Rudra has started to catch the attention of metal fans out west in recent years, but the quartet has been around since 1992, when its four members were young Slayer superfans.

Rudra easily matches Slayer’s musicality, while surpassing the American thrash masters in earsplitting extremity, as you can see in the video for Hymns from the Blazing Chariot, from the band’s 2009 album Brahmavidya: Transcendental I.

Metal was a tough sell in early-90s Singapore, but it has become more accepted as bands like Metallica have hit the mainstream on an international scale. Still, it’s extremely rare to see a metal act from Southeast Asia come through town.

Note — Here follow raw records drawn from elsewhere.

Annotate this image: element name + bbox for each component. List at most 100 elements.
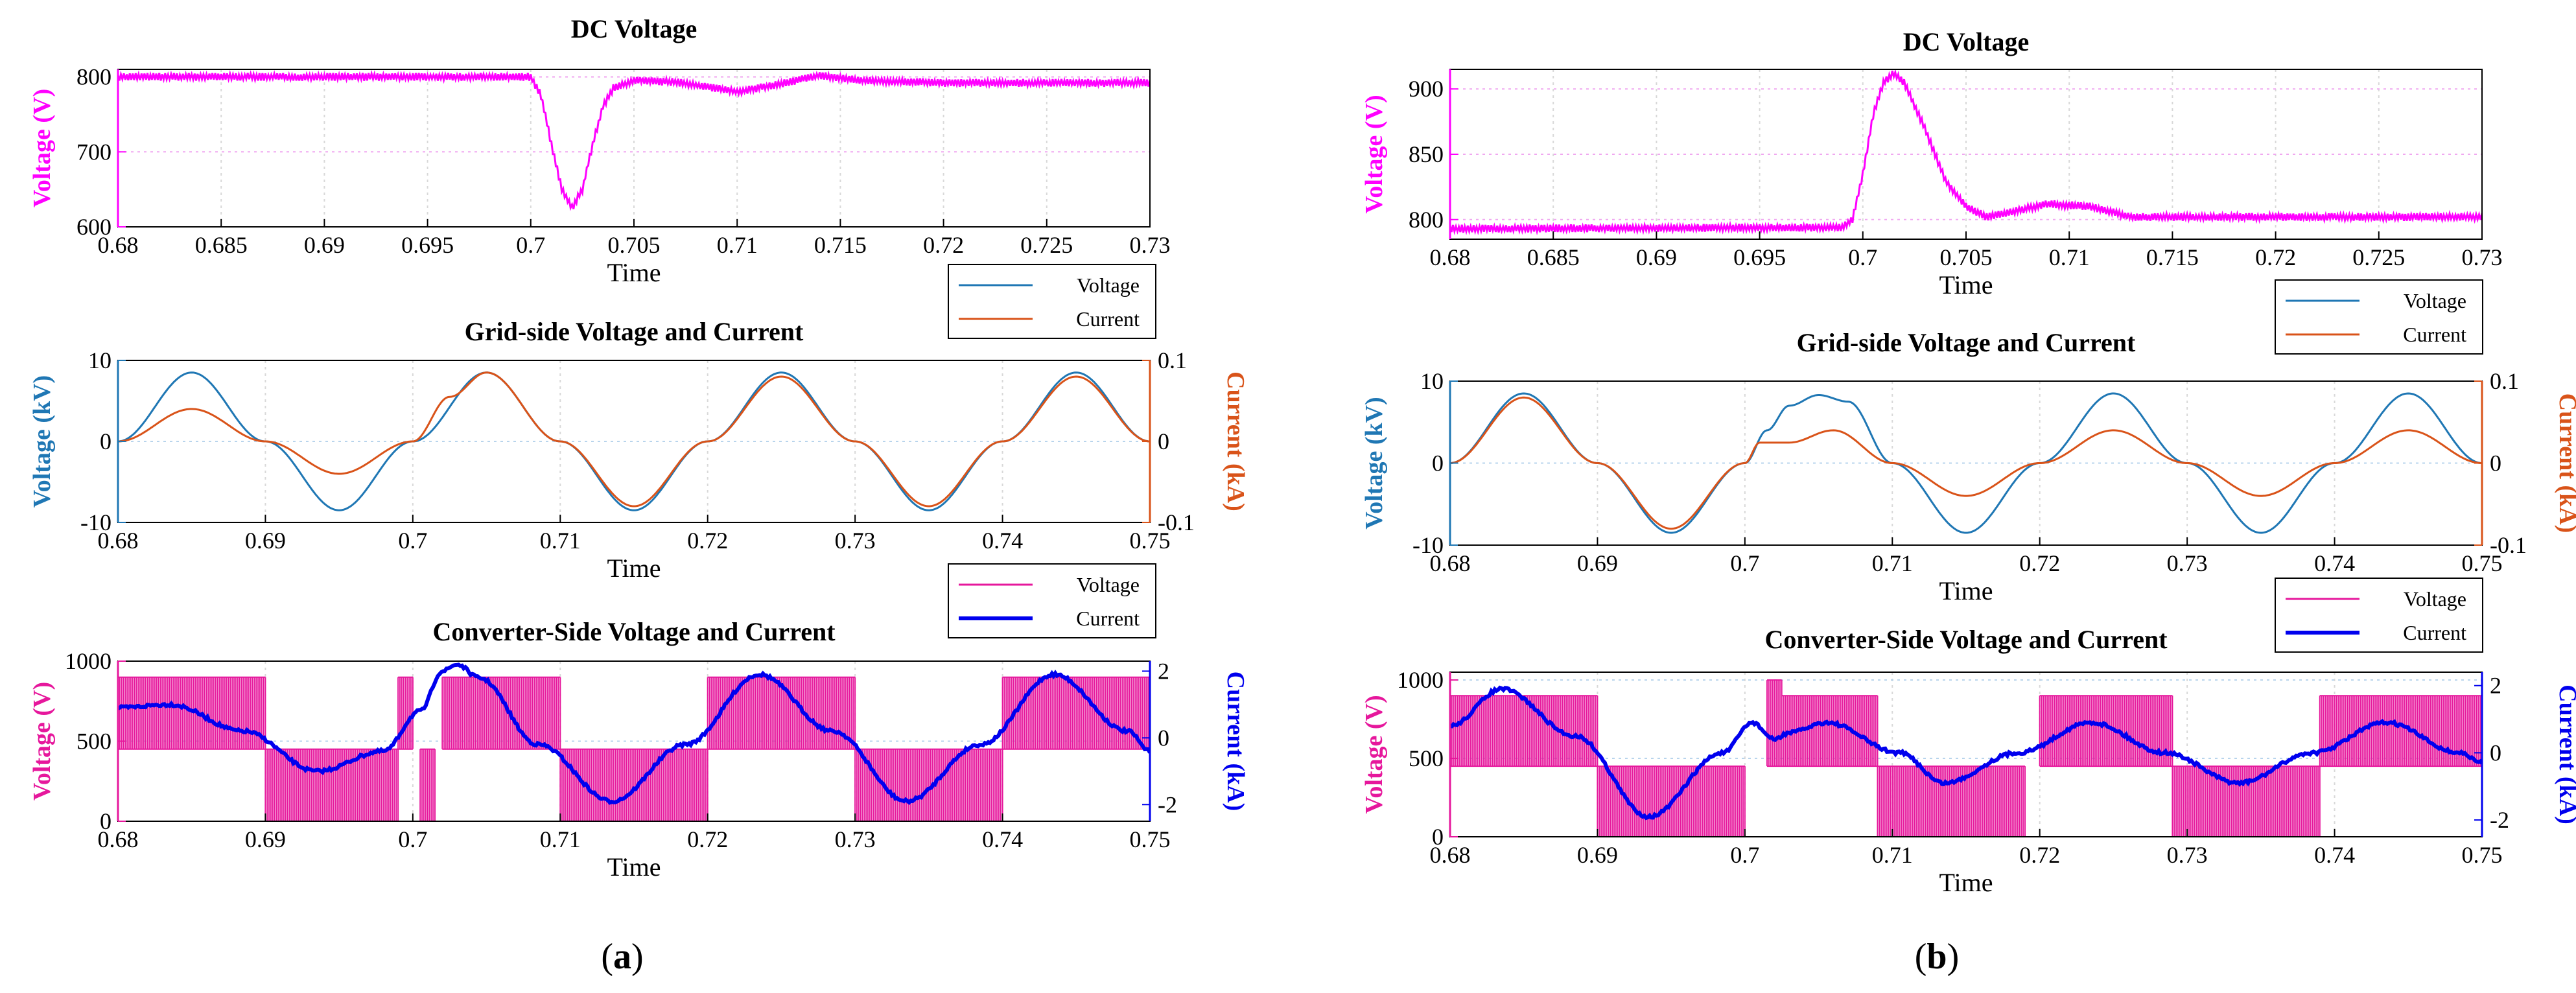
y-tick-label-right: 0 xyxy=(1158,725,1169,751)
x-tick-label: 0.68 xyxy=(98,826,139,852)
x-tick-label: 0.75 xyxy=(1130,826,1171,852)
plot-marks xyxy=(118,69,1150,211)
x-tick-label: 0.685 xyxy=(195,232,248,258)
x-tick-label: 0.695 xyxy=(1733,244,1786,270)
y-tick-label: 0 xyxy=(1432,450,1444,476)
x-tick-label: 0.72 xyxy=(2019,842,2060,868)
x-tick-label: 0.74 xyxy=(982,528,1023,554)
x-tick-label: 0.71 xyxy=(717,232,758,258)
y-tick-label: 0 xyxy=(100,428,111,454)
plot-marks xyxy=(1450,392,2482,534)
legend-a-grid: Voltage Current xyxy=(948,264,1156,339)
legend-box xyxy=(948,563,1156,638)
x-tick-label: 0.72 xyxy=(2255,244,2296,270)
x-tick-label: 0.72 xyxy=(2019,550,2060,576)
y-tick-label-right: 2 xyxy=(1158,658,1169,684)
x-axis-label: Time xyxy=(1939,270,1993,299)
x-tick-label: 0.71 xyxy=(1872,550,1913,576)
x-tick-label: 0.73 xyxy=(2167,842,2208,868)
x-axis-label: Time xyxy=(1939,576,1993,605)
y-axis-label-right: Current (kA) xyxy=(2554,684,2576,824)
x-tick-label: 0.74 xyxy=(982,826,1023,852)
y-tick-label: 0 xyxy=(100,808,111,834)
chart-b-dc: 0.68 0.685 0.69 0.695 0.7 0.705 0.71 0.715 0.72 0… xyxy=(1361,27,2503,299)
x-tick-label: 0.74 xyxy=(2314,842,2355,868)
x-tick-label: 0.72 xyxy=(923,232,964,258)
legend-b-grid: Voltage Current xyxy=(2275,279,2483,355)
x-tick-label: 0.715 xyxy=(2146,244,2199,270)
y-tick-label: 10 xyxy=(88,347,111,373)
legend-entry: Current xyxy=(1076,607,1140,630)
legend-box xyxy=(948,264,1156,339)
x-axis-label: Time xyxy=(607,554,661,583)
y-tick-label-right: 2 xyxy=(2490,673,2501,699)
x-tick-label: 0.73 xyxy=(1130,232,1171,258)
y-tick-label: 700 xyxy=(76,139,111,165)
y-tick-label-right: 0.1 xyxy=(1158,347,1187,373)
legend-entry: Current xyxy=(2403,621,2466,644)
panel-label-b: (b) xyxy=(1915,937,1959,977)
legend-a-conv: Voltage Current xyxy=(948,563,1156,638)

“This could be primarily due to the fact that Singapore does not have a healthy music industry. Bands find it very difficult to survive just being down in Singapore,” Kathir says. “And the big metal audience happens to be in the American continent and also the European continent. For bands to tour to America or Europe, it’s very, very expensive.

“So what happens is, slowly, as time goes by, bands do give up. Because they find that they couldn’t get the attention, they couldn’t get the exposure, and neither can they sell enough to sustain their career. Most bands eventually realize that you’re better to just have an 8-to-5 job and just take care of your family.”

Rudra has bucked the trend by consistently touring and recording to slowly build its name – and perhaps more importantly, by always being open to experimentation.

Last November, for instance, the band played the annual Indian Arts festival Kalaa Utsavam in Singapore, where it performed with accompaniment from an Indian flute, female classical vocals and chants, and traditional dancers.

And get this: Rudra recently got in touch with a dance theatre about staging an extreme metal opera.

By incorporating other art forms, Rudra has also found mainstream acceptance at home – last August, it became the first extreme metal act to headline the Singapore alternative music festival Baybeats.

“Lots of bands, how they would define progression, would be … to change their music to become less extreme,” Kathir says.

“We would like to maintain the extremity we have in the music that we play, but rather explore the new frontiers … performances that are out of the ordinary.”